Но как капля воды теряет в своей чистоте, так и обобщение теряло в своей образности яркость. Да, это было так недавно. А теперь это так понятно и ясно; и Воейков, еще раз пережив то чувство сильной, быстро подступившей к сознанию радости, которое он испытал, когда обобщение разорвало оболочку и разлилось по большой поверхности, подумал: «Ах, какой я был глупенький, как этого можно было не понимать!» Да, он теперь знал, что все эти деревья, листья, бабочки, мотыльки, жучки, этот бледно-желтый Махаон, который сидел на цветке, и, когда под его тяжестью цветок наклонялся головкой к земле, он взмахивал цветными крыльями, и цветок плавно подымался кверху – Махаон, это ореховое дерево – все они живут своей жизнью. Это было ведь так понятно. «Странно, как я не знал этого прежде», – еще раз вернувшись к сделанному обобщению, не мог не усмехнуться Воейков.
* * *
А чайки вились и кружились над ним по сложным кривым, как вьется и кружится толпа астероидов, имея одно поступательное движение. И ослепительный белый свет то вспыхивал, то потухал на их белоснежных крыльях. А пароход бежал все дальше и дальше и далеко оставлял за собой и труп тюленя, и стаю вившихся над ним чаек.

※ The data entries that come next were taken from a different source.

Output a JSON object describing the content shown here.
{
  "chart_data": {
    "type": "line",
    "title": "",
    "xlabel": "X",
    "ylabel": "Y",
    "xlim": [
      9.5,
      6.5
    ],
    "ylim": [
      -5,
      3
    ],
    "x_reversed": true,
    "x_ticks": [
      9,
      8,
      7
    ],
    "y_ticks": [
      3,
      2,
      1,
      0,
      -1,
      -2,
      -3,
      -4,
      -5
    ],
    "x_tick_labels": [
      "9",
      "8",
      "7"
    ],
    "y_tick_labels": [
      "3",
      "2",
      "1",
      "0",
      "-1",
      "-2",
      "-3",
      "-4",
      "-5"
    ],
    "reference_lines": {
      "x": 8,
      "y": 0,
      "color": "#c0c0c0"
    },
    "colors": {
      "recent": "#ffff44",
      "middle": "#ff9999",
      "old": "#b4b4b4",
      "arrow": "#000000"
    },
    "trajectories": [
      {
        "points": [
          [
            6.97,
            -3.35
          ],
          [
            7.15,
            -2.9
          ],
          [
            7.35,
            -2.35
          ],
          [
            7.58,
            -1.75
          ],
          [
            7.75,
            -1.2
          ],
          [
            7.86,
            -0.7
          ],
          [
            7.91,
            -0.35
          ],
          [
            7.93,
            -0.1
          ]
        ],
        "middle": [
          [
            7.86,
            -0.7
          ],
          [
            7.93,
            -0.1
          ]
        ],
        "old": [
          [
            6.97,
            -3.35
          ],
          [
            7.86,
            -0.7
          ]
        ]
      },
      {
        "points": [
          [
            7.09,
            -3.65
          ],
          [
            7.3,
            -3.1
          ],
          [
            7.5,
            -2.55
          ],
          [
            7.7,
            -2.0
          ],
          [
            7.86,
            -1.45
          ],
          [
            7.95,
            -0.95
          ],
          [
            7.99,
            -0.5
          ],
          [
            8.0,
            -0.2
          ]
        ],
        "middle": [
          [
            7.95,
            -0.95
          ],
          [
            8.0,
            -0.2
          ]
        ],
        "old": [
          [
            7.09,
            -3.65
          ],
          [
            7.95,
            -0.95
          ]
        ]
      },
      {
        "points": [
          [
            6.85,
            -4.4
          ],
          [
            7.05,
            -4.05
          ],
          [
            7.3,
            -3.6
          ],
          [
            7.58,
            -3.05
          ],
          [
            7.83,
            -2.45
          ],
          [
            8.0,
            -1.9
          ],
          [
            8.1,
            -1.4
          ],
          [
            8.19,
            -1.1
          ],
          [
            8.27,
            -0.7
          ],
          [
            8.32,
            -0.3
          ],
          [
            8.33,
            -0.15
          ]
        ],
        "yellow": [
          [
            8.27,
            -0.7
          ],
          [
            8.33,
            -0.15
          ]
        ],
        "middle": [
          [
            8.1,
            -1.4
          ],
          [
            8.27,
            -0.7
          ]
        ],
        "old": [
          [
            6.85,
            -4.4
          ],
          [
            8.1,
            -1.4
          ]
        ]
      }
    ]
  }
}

На палубе было знойно, не спасали от зноя и растянутые над палубой полотна, трепетавшие от ветра; внизу же было тесно и душно и неудобно. Воейков, изнывая от зноя и стараясь найти хоть где-нибудь прохладный уголок, нагнулся над водой и подставил голову освежающему ветру, с силой дувшему с обеих сторон парохода. Сейчас не хотелось думать ни о чем, а хотелось только уйти всему в чувство этого холодного воздуха, который свистел вдоль поверхности головы. «Пропустите, пожалуйста», – раздалось над ним: матросы волокли полотна. Воейков спустился вниз.

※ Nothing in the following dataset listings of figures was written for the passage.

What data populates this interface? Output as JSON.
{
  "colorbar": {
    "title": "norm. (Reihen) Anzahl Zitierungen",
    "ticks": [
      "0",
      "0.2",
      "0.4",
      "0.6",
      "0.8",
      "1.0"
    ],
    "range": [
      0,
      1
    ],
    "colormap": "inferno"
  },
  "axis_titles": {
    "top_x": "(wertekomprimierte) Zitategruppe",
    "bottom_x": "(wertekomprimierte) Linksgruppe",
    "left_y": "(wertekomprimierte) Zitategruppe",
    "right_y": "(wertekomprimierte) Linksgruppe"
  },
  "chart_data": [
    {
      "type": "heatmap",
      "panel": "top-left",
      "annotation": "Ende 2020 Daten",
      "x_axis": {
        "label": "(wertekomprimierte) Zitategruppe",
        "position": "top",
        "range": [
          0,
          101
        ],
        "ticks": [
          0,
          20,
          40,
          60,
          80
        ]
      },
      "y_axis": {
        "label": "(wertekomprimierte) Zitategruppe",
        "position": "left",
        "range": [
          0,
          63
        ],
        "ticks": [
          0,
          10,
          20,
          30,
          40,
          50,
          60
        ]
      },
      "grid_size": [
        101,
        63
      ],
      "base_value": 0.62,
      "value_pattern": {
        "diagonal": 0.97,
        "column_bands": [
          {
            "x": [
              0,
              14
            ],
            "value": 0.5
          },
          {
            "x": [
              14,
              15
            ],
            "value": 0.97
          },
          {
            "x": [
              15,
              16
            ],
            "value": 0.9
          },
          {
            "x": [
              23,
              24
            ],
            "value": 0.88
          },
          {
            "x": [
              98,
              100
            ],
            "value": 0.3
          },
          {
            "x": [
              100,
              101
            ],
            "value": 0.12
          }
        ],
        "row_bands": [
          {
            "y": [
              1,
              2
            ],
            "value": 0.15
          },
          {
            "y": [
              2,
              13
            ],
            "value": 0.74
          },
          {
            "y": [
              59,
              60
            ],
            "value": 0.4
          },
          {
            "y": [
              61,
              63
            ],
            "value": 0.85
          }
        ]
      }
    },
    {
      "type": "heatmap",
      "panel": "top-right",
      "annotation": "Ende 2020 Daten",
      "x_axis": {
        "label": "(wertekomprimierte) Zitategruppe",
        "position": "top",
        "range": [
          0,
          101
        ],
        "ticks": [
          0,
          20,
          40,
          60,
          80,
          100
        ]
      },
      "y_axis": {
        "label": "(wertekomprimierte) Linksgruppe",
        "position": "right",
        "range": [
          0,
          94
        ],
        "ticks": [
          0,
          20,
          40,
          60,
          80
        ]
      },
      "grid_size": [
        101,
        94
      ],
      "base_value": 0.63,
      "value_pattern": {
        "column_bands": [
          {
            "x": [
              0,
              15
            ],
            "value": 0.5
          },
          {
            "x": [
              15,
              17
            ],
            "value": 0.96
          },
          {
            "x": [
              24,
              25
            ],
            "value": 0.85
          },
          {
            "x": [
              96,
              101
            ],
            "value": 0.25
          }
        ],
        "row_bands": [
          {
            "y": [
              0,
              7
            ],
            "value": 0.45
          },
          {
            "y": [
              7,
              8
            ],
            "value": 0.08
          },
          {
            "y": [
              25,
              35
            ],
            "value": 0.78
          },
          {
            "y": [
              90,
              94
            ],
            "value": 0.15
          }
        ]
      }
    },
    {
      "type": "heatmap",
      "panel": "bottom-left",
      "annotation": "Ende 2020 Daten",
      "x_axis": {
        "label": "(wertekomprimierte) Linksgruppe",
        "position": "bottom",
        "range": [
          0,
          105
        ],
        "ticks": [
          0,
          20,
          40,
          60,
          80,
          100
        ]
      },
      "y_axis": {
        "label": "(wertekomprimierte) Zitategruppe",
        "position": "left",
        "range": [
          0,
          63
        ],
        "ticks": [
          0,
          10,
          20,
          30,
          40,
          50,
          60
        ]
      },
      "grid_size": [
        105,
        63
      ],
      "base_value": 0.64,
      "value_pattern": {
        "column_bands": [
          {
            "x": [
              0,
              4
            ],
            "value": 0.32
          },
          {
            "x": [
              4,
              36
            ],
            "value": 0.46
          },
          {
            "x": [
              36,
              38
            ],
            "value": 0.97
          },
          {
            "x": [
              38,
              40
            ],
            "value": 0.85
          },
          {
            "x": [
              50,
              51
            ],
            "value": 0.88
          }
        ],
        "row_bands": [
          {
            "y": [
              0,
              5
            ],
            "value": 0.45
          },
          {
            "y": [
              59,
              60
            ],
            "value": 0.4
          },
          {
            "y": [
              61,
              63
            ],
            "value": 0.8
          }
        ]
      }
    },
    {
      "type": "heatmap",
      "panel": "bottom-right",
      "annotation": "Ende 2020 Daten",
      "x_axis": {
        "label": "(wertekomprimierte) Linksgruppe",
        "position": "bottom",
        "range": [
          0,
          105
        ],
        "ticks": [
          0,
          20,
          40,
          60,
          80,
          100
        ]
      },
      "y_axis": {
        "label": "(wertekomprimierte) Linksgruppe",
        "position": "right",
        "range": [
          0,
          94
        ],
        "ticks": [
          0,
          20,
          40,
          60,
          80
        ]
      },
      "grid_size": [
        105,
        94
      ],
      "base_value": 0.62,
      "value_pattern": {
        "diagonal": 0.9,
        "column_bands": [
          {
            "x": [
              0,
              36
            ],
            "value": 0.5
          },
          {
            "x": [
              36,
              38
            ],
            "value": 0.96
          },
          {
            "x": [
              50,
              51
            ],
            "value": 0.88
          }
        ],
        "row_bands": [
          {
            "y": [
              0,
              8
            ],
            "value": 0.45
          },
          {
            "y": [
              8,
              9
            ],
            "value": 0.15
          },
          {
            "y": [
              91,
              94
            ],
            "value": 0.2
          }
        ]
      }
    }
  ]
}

«Кушать готово», – провозгласил служащий. Воейков нерешительно оглянулся на других: вставать ему или нет, садиться за стол или нет. С внутреннего дивана поднялся кто-то в поддевке, с русой бородкой; должно быть, по торговым делам; Воейков тоже стал подыматься. Человек с русой бородкой наклонил голову и набожно перекрестился, потом он выдвинул стул и сел. «Креститься или нет? Оскорблю я религиозное чувство или нет?» – остановившись в неловком положении человека, вставшего, чтобы сесть, но еще не севшего, думал Воейков. Но никто не крестился, кроме первого, и Воейков, тоже не перекрестясь, сел за стол. Украдкой посматривая на других, Воейков взял ложку и стал как можно приличнее пить уху; в ухе очень вкусно плавали желтые шкурки вязиги и кусочки розового мяса, но Воейков ел как можно тише и аккуратнее. Допивать всю тарелку до конца или нет? С одной стороны, вот этот не допил, но с другой стороны – это очень вкусно! Он приостановился и стал, колеблясь, смотреть на ложку.